05/26/2022

Real World Data To Enable Large-Scale Assessment of WHO CNS5 Glioma Classification

ASCO 2022 Presentation
Authors Kapilivsky, Joshuah, Hatanpaa, Kimmo J, Manghnani, Kabir, Taxter, Timothy, Stumpe, Martin C, Guinney, Justin, Beauchamp, Kyle, Buerki, Robin A, Breschi, Alessandra

Background: In 2021, the WHO revised its classification of central nervous system tumors (WHO CNS5) around IDH status and inclusion of key somatic alterations in addition to histopathological traits. While providing a more specific classification system for patients, the guidelines introduce new logistical challenges for pathologists, relying on multi-modal data for accurate classification. In this study, we use a combined clinical/molecular real world dataset to reclassify a cohort of adult diffuse gliomas and evaluate prognostic impact using real-world overall survival (rwOS).

Methods: We retrospectively analyzed a de-identified dataset of 2,703 adult diffuse glioma samples profiled with the Tempus xT assay (DNA-seq of 595-648 genes at 500x coverage, whole-exome capture RNA-seq). Original diagnoses were identified from sample pathology reports. We assessed mutation status for genes relevant to WHO CNS5 classification (IDH1/2, ATRX, and TERT) and copy number alterations for genes CDKN2A/B and EGFR, as well as arms 1p, 19q and chromosomes 7 and 10. Samples were excluded if the original diagnosis or molecular findings indicated a diffuse midline or pediatric glioma. Necrosis and microvascular proliferation were inferred from gene expression profiles using machine learning. rwOS was defined as time from original diagnosis until death. To account for left truncation, samples were only considered at risk of death after study entry (e.g., date of sequencing if sequenced as part of clinical care).

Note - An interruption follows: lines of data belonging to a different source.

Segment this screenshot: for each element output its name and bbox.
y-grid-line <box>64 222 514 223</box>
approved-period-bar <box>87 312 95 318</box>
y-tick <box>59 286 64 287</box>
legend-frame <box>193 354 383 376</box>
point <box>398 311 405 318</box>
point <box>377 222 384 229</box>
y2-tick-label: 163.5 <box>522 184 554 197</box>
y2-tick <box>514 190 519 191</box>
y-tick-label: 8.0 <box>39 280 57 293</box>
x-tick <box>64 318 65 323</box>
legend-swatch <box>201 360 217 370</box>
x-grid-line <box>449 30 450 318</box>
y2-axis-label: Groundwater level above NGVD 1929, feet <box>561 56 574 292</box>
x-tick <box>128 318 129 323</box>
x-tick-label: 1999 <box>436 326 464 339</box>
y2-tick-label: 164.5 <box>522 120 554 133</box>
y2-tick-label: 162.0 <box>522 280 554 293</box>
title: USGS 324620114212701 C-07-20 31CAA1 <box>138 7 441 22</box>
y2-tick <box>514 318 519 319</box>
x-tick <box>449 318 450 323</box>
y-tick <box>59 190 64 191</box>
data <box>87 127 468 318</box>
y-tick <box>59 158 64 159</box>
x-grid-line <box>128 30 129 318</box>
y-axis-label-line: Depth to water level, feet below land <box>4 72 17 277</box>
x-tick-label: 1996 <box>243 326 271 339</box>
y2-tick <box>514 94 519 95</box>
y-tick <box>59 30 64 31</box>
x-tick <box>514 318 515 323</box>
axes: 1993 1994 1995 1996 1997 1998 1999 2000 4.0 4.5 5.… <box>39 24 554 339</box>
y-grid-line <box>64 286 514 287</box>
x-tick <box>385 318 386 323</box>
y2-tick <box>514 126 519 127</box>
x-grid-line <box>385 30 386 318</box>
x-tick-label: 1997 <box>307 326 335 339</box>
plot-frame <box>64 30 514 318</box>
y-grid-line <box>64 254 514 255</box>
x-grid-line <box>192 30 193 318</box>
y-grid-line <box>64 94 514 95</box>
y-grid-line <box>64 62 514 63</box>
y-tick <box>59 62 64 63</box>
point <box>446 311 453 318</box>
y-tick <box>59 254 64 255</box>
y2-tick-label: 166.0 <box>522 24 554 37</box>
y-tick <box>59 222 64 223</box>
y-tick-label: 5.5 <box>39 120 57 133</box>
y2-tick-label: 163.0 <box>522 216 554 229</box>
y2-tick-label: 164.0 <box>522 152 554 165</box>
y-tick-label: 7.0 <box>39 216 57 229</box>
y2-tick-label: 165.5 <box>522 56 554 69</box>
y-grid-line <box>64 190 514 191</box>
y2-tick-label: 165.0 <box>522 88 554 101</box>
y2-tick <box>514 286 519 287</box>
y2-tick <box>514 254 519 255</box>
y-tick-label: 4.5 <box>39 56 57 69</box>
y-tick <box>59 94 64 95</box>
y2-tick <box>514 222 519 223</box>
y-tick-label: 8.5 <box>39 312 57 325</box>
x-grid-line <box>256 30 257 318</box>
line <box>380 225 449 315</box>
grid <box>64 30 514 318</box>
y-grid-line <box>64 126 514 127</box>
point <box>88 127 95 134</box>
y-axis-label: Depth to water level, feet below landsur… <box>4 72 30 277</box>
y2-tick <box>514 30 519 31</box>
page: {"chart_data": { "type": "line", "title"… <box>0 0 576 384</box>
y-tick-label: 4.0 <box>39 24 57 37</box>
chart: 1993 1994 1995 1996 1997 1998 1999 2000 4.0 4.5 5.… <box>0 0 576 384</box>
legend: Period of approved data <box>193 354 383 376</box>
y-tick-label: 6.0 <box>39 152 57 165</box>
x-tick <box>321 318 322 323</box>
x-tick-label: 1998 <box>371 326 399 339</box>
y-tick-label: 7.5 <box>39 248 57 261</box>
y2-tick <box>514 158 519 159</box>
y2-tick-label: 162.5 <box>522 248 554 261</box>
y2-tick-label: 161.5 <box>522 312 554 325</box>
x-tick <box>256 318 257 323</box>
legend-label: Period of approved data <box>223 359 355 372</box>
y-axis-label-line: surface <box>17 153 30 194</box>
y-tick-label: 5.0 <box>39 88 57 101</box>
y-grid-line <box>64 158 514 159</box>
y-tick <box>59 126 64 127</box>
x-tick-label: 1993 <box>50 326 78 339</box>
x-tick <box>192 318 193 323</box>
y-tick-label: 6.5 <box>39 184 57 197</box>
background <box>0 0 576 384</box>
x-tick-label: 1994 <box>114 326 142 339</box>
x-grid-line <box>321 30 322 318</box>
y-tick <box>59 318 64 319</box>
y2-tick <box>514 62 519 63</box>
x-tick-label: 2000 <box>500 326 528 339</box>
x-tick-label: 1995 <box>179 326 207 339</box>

Results: Using relevant clinicopathological traits and genomic alterations, we assigned WHO CNS5 labels to all samples—512 astrocytoma, IDH-mutant; 186 oligodendroglioma, IDH-mutant, and 1p/19q co-deleted; and 2,005 glioblastoma, IDH-wildtype (IDH-wt). We further stratified astrocytoma, IDH-mutant samples by grade, resulting in 308 classified as grade 4. Of the samples with an original diagnosis of astrocytoma, oligodendroglioma, or glioblastoma, 13.9% changed under the WHO CNS5 guidelines, including 166 glioblastomas re-classified as grade 4 astrocytoma, IDH-mutant, and 125 astrocytomas re-classified as glioblastoma, IDH-wt. WHO CNS5 reclassification resulted in more accurate prognostic stratification (rwOS) than the original diagnosis (likelihood ratio test; P < 8e-32). For example, the observed hazard ratio (HR) of an original astrocytoma diagnosis (versus glioblastoma) (Cox PH Model; HR=0.42[CI:0.32,0.56]) was less extreme than the observed HR of an astrocytoma, IDH-mutant diagnosis (versus glioblastoma, IDH-wt) under WHO CNS5 (Cox PH Model; HR=0.08[CI:0.04,0.19] grades 2-3; HR=0.18[CI:0.12,0.26] grade 4).

Conclusions: This work highlights the utility of comprehensive molecular profiling in classifying patients with adult diffuse gliomas according to the newest WHO CNS5 guidelines, and confirms the improved prognostic stratification within a retrospective real-world dataset.